The Georgia Center for the Book has named Snakeskin Road one of the books all Georgians should read for 2010. Snakeskin Road has also been shortlisted for the 2010 Townsend Prize, longlisted for the 2010 British Fantasy Awards, and is one of Locus Magazine's Best of 2009.

Spencer Overlook

There is mud-water today and flecks of light coming off the clouds onto the surface, the Ohio River bending to Pennsylvania one way, to the Mississippi the other.  Here, one slice, the cool winds blowing northeast against the current.  The sun on the water leaves pools of white in shelves of ice slivers, but it is autumn, no where near that cold, and therefore a trick of the sun. 

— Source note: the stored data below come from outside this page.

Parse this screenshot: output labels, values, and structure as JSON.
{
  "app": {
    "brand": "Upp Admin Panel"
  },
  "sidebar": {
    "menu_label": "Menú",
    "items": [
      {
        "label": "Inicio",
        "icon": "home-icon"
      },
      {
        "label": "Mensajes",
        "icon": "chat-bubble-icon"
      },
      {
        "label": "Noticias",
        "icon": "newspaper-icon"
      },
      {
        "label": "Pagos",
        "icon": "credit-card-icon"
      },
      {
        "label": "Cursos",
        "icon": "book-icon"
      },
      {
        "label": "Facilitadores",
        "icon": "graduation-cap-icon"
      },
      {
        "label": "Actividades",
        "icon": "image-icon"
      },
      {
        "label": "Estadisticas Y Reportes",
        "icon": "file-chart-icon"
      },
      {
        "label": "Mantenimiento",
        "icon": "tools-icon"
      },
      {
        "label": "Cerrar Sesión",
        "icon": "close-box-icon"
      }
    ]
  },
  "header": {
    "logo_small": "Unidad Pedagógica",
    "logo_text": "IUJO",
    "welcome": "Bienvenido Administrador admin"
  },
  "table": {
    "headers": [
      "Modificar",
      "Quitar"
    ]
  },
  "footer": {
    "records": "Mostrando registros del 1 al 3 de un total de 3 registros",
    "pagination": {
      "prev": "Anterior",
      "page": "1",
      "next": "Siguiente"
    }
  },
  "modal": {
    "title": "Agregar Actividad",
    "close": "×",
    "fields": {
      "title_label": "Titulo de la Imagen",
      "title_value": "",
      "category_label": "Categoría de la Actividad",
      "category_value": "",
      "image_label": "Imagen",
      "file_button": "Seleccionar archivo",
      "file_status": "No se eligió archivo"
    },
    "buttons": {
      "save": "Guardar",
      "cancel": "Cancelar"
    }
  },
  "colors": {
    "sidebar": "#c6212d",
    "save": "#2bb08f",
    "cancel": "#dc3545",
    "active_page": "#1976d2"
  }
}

A teenager a little further down the brick wall we sit on to watch, eat, read — he lifts his younger brother, stands him on the brick and says, “King of the world.”  We are all kings here, lucky for this day from this place as if we are on top of a mountain.  Below, a long shadow takes over the white pools, a long cloud falling behind the sun or maybe it is the sun falling and the cloud rising into vanishing.  

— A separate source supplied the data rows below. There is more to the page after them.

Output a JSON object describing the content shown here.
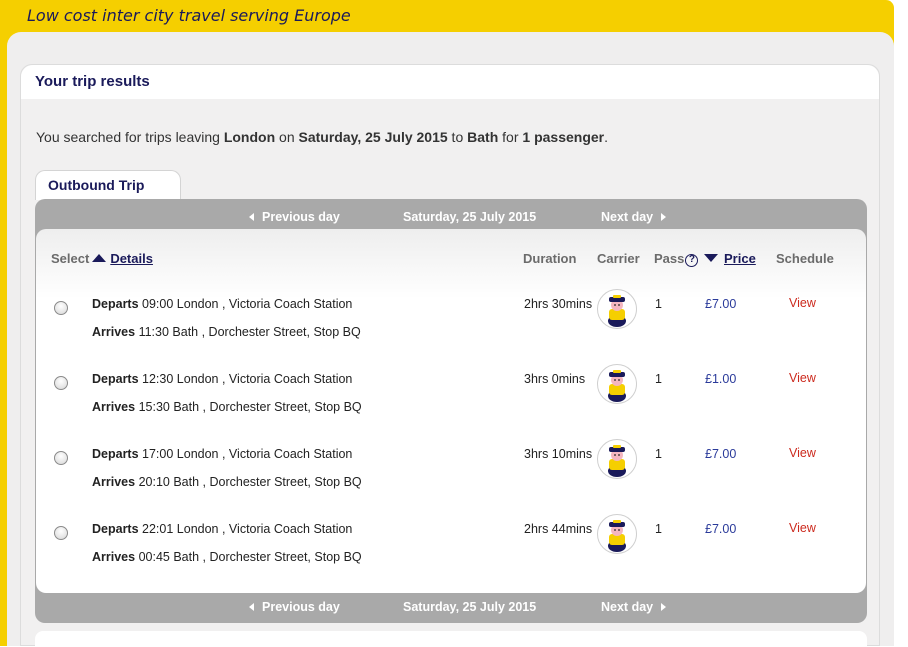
{
  "header": {
    "tagline": "Low cost inter city travel serving Europe"
  },
  "results": {
    "title": "Your trip results",
    "summary": {
      "prefix": "You searched for trips leaving ",
      "origin": "London",
      "on": " on ",
      "date": "Saturday, 25 July 2015",
      "to": " to ",
      "destination": "Bath",
      "for": " for ",
      "passengers": "1 passenger",
      "suffix": "."
    }
  },
  "tab": {
    "label": "Outbound Trip"
  },
  "nav": {
    "prev_label": "Previous day",
    "date_label": "Saturday, 25 July 2015",
    "next_label": "Next day"
  },
  "columns": {
    "select": "Select",
    "details": "Details",
    "duration": "Duration",
    "carrier": "Carrier",
    "pass": "Pass",
    "price": "Price",
    "schedule": "Schedule"
  },
  "trips": [
    {
      "depart_label": "Departs",
      "depart_time": "09:00",
      "depart_place": "London , Victoria Coach Station",
      "arrive_label": "Arrives",
      "arrive_time": "11:30",
      "arrive_place": "Bath , Dorchester Street, Stop BQ",
      "duration": "2hrs 30mins",
      "pass": "1",
      "price": "£7.00",
      "view": "View"
    },
    {
      "depart_label": "Departs",
      "depart_time": "12:30",
      "depart_place": "London , Victoria Coach Station",
      "arrive_label": "Arrives",
      "arrive_time": "15:30",
      "arrive_place": "Bath , Dorchester Street, Stop BQ",
      "duration": "3hrs 0mins",
      "pass": "1",
      "price": "£1.00",
      "view": "View"
    },
    {
      "depart_label": "Departs",
      "depart_time": "17:00",
      "depart_place": "London , Victoria Coach Station",
      "arrive_label": "Arrives",
      "arrive_time": "20:10",
      "arrive_place": "Bath , Dorchester Street, Stop BQ",
      "duration": "3hrs 10mins",
      "pass": "1",
      "price": "£7.00",
      "view": "View"
    },
    {
      "depart_label": "Departs",
      "depart_time": "22:01",
      "depart_place": "London , Victoria Coach Station",
      "arrive_label": "Arrives",
      "arrive_time": "00:45",
      "arrive_place": "Bath , Dorchester Street, Stop BQ",
      "duration": "2hrs 44mins",
      "pass": "1",
      "price": "£7.00",
      "view": "View"
    }
  ],
  "icons": {
    "carrier": "coach-mascot-icon",
    "help": "help-icon",
    "sort_up": "sort-ascending-icon",
    "sort_down": "sort-descending-icon"
  },
  "colors": {
    "brand_yellow": "#f5cf00",
    "navy": "#1a1a5a",
    "view_red": "#cc2a1e",
    "price_blue": "#2a3a9a"
  }
}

It is a day of exchanges.  Sun to cloud, river to light.  The boats turning to catch shadows.  But the boats are even slower than the sun and come away empty into blinding ribbons of current.  Or they are overtaken, all of us, by the shadows.  

These clouds move like glaciers would if they were above us drifting, refusing to sink down.  No we are more like glaciers, thick with water, weighted to this point of the earth watching the afternoon shift and break us free from ourselves.  But I like to think of the clouds as glaciers, free of gravity, moving wherever they want.